Dejando de lado los boxeadores que noquean por un golpe de suerte, hay básicamente dos tipos de nocauts: los que llegan porque el noqueador tiene dos martillos en las manos (Mike Tyson) y los que llegan porque el boxeador se cansa de llegar a la cara de su rival durante toda la pelea (Muhammad Ali). Sergio Maravilla Martínez es un tipo que llega y llega y llega y llega. Y cuando peor se encuentra, mejor boxea. Eso lo sufrió en su piel el excelente boxeador ucraniano Sergiy Dzinziruk, en una pelea de marzo de este año que no había visto hasta ahora. Después de un 7º round que el argentino había perdido (el primero en toda la pelea), llegaron unas combinaciones explosivas, y el ucraniano se desparramó por el suelo tres veces, con cara de no poder creerse lo que estaba pasando. Era la misma expresión, acentuada por las brumas del nocaut inminente, que había tenido en dos rounds anteriores, que también había visitado la lona. Y no es para menos: Dzinziruk es un pedazo de boxeador. Estaba invicto, acostumbrado a mandar siempre, campeón del mundo siete veces, un record amateur bestial, buena defensa, buen ataque. Pero como siempre pasa entre los boxeadores buenos o excelentes y entre los que son, sencillamente, algo diferente, es que su defensa era un poquito peor que la de Martínez, y sus ataques tenían un poquito, no mucha, peor puntería que Martínez.

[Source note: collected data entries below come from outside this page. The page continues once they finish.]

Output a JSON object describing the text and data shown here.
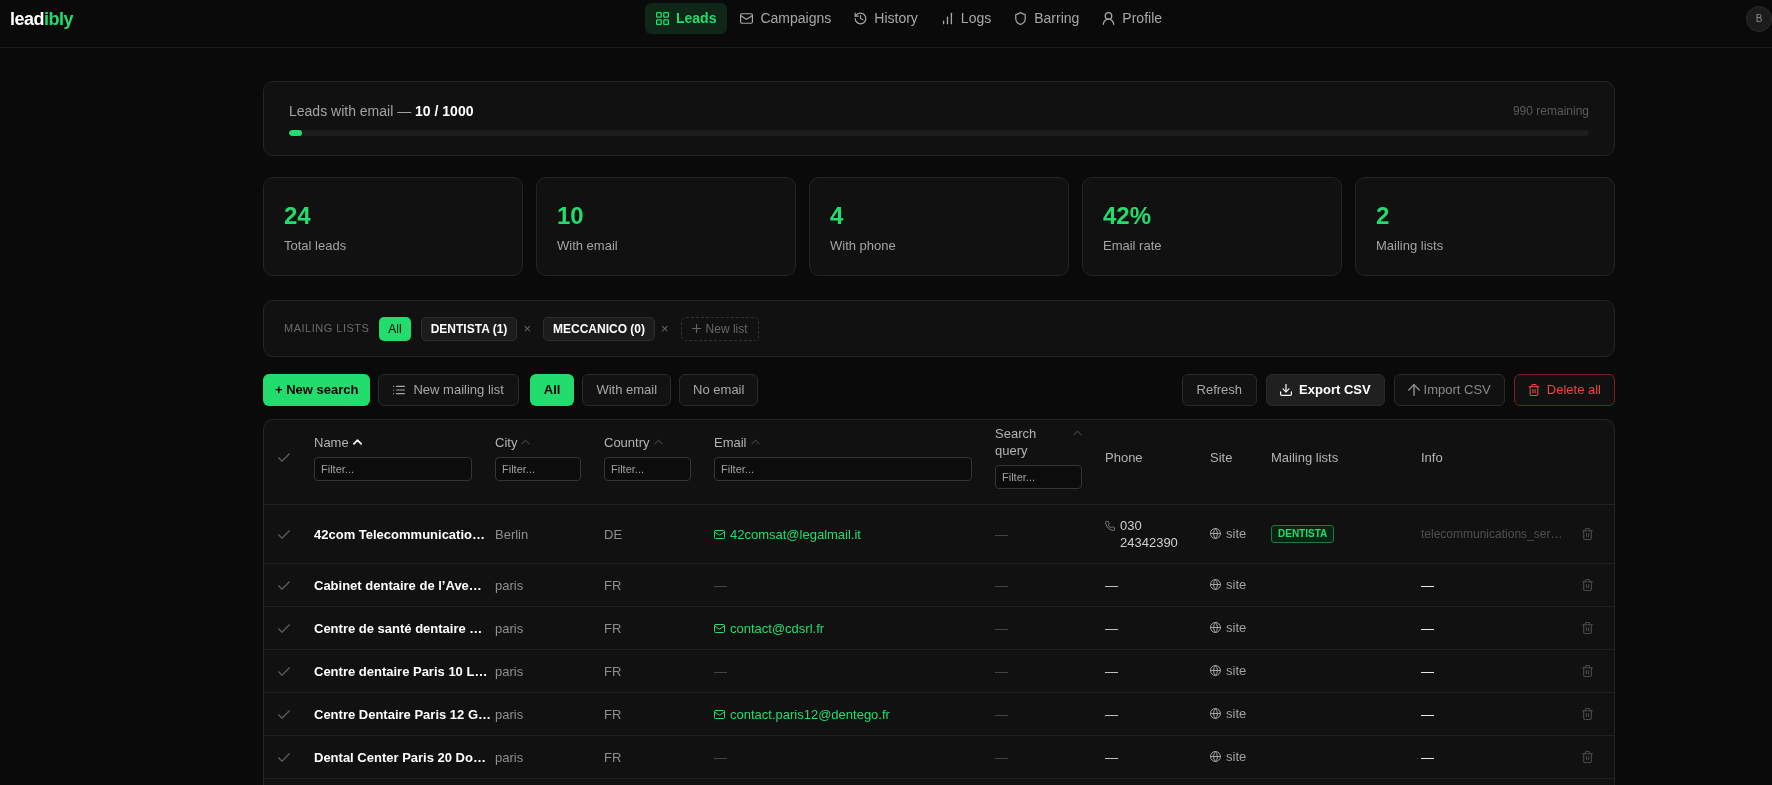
{
  "nav": {
    "logo": [
      {
        "text": "lead",
        "color": "#ffffff"
      },
      {
        "text": "ibly",
        "color": "#22dd6e"
      }
    ],
    "items": [
      {
        "label": "Leads",
        "selected": true
      },
      {
        "label": "Campaigns",
        "selected": false
      },
      {
        "label": "History",
        "selected": false
      },
      {
        "label": "Logs",
        "selected": false
      },
      {
        "label": "Barring",
        "selected": false
      },
      {
        "label": "Profile",
        "selected": false
      }
    ],
    "avatar": "B"
  },
  "progress": {
    "label": "Leads with email — **10 / 1000**",
    "remaining": "990 remaining",
    "level": 0.01
  },
  "stats": [
    {
      "value": "24",
      "label": "Total leads"
    },
    {
      "value": "10",
      "label": "With email"
    },
    {
      "value": "4",
      "label": "With phone"
    },
    {
      "value": "42%",
      "label": "Email rate"
    },
    {
      "value": "2",
      "label": "Mailing lists"
    }
  ],
  "mailing_lists": {
    "label": "MAILING LISTS",
    "chips": [
      {
        "label": "All",
        "selected": true
      },
      {
        "label": "DENTISTA (1)",
        "selected": false,
        "remove": "×"
      },
      {
        "label": "MECCANICO (0)",
        "selected": false,
        "remove": "×"
      }
    ],
    "new_list": "New list"
  },
  "toolbar": {
    "actions": [
      {
        "label": "+ New search",
        "kind": "primary"
      },
      {
        "label": "New mailing list",
        "kind": "outline"
      }
    ],
    "filters": [
      {
        "label": "All",
        "selected": true
      },
      {
        "label": "With email",
        "selected": false
      },
      {
        "label": "No email",
        "selected": false
      }
    ],
    "tools": [
      {
        "label": "Refresh",
        "kind": "outline"
      },
      {
        "label": "Export CSV",
        "kind": "solid"
      },
      {
        "label": "Import CSV",
        "kind": "muted"
      },
      {
        "label": "Delete all",
        "kind": "danger"
      }
    ]
  },
  "table": {
    "columns": [
      {
        "label": "Name",
        "sortable": true,
        "sorted": true,
        "filter_placeholder": "Filter..."
      },
      {
        "label": "City",
        "sortable": true,
        "sorted": false,
        "filter_placeholder": "Filter..."
      },
      {
        "label": "Country",
        "sortable": true,
        "sorted": false,
        "filter_placeholder": "Filter..."
      },
      {
        "label": "Email",
        "sortable": true,
        "sorted": false,
        "filter_placeholder": "Filter..."
      },
      {
        "label": "Search query",
        "sortable": true,
        "sorted": false,
        "filter_placeholder": "Filter..."
      },
      {
        "label": "Phone",
        "sortable": false,
        "sorted": false
      },
      {
        "label": "Site",
        "sortable": false,
        "sorted": false
      },
      {
        "label": "Mailing lists",
        "sortable": false,
        "sorted": false
      },
      {
        "label": "Info",
        "sortable": false,
        "sorted": false
      }
    ],
    "rows": [
      {
        "name": "42com Telecommunicatio…",
        "city": "Berlin",
        "country": "DE",
        "email": {
          "kind": "link",
          "text": "42comsat@legalmail.it"
        },
        "search_query": "—",
        "phone": {
          "kind": "number",
          "text": "030 24342390"
        },
        "site": "site",
        "mailing_lists": [
          "DENTISTA"
        ],
        "info": {
          "kind": "note",
          "text": "telecommunications_ser…"
        }
      },
      {
        "name": "Cabinet dentaire de l’Ave…",
        "city": "paris",
        "country": "FR",
        "email": {
          "kind": "empty",
          "text": "—"
        },
        "search_query": "—",
        "phone": {
          "kind": "empty",
          "text": "—"
        },
        "site": "site",
        "info": {
          "kind": "empty",
          "text": "—"
        }
      },
      {
        "name": "Centre de santé dentaire …",
        "city": "paris",
        "country": "FR",
        "email": {
          "kind": "link",
          "text": "contact@cdsrl.fr"
        },
        "search_query": "—",
        "phone": {
          "kind": "empty",
          "text": "—"
        },
        "site": "site",
        "info": {
          "kind": "empty",
          "text": "—"
        }
      },
      {
        "name": "Centre dentaire Paris 10 L…",
        "city": "paris",
        "country": "FR",
        "email": {
          "kind": "empty",
          "text": "—"
        },
        "search_query": "—",
        "phone": {
          "kind": "empty",
          "text": "—"
        },
        "site": "site",
        "info": {
          "kind": "empty",
          "text": "—"
        }
      },
      {
        "name": "Centre Dentaire Paris 12 G…",
        "city": "paris",
        "country": "FR",
        "email": {
          "kind": "link",
          "text": "contact.paris12@dentego.fr"
        },
        "search_query": "—",
        "phone": {
          "kind": "empty",
          "text": "—"
        },
        "site": "site",
        "info": {
          "kind": "empty",
          "text": "—"
        }
      },
      {
        "name": "Dental Center Paris 20 Do…",
        "city": "paris",
        "country": "FR",
        "email": {
          "kind": "empty",
          "text": "—"
        },
        "search_query": "—",
        "phone": {
          "kind": "empty",
          "text": "—"
        },
        "site": "site",
        "info": {
          "kind": "empty",
          "text": "—"
        }
      }
    ]
  }
}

El 7º round había acabado con un Maravilla Martínez que había recibido muchísimos más golpes de los que debía haber recibido. Se lo veía algo ahogado desde algunos rounds anteriores, y en ese sentido esa era el único punto en el que su rival se mostraba más fuerte. El ojo izquierdo lleno de sangre y un rincón que, inexplicablemente, lo recibía entre sonrisas, olvidándose de repararle la carrocería. No recuerdo haber visto ninguna pelea en la que el propio boxeador debiera dirigir la tarea de su rincón. Pero siempre hay una primera vez.
Llegó el 8º round, el ucraniano salió con todo, y recibió todas las piñas necesarias para irse a su casa. No lo podía creer, y no hacía falta hacer ningún curso de lenguaje corporal para darse cuenta de ello.
Maravilla Martínez es un boxeador diferente. Cuando mejor defiende, es cuando baja los brazos y torea durante segundos y segundos, entrando y saliendo de la distancia. Con diferencia. Casi todas las manos que recibió, las recibió con la guardia armada. Algunos cruces dio y recibió por culpa de llevar la mano que no golpea demasiado baja, una de las pocas debilidades técnicas que tiene. Pero tampoco es algo que haga todo el tiempo. Y, desde luego, aun así es infinitamente mejor su guardia que casi todo lo que se ve por ahí. Y es un boxeador diferente, incluso, cuando noquea: cuando Dzinziruk había apoyado el guante o la rodilla en la lona, el último golpe del argentino nunca llegaba a destino, siempre lo contenía. Honesto y leal.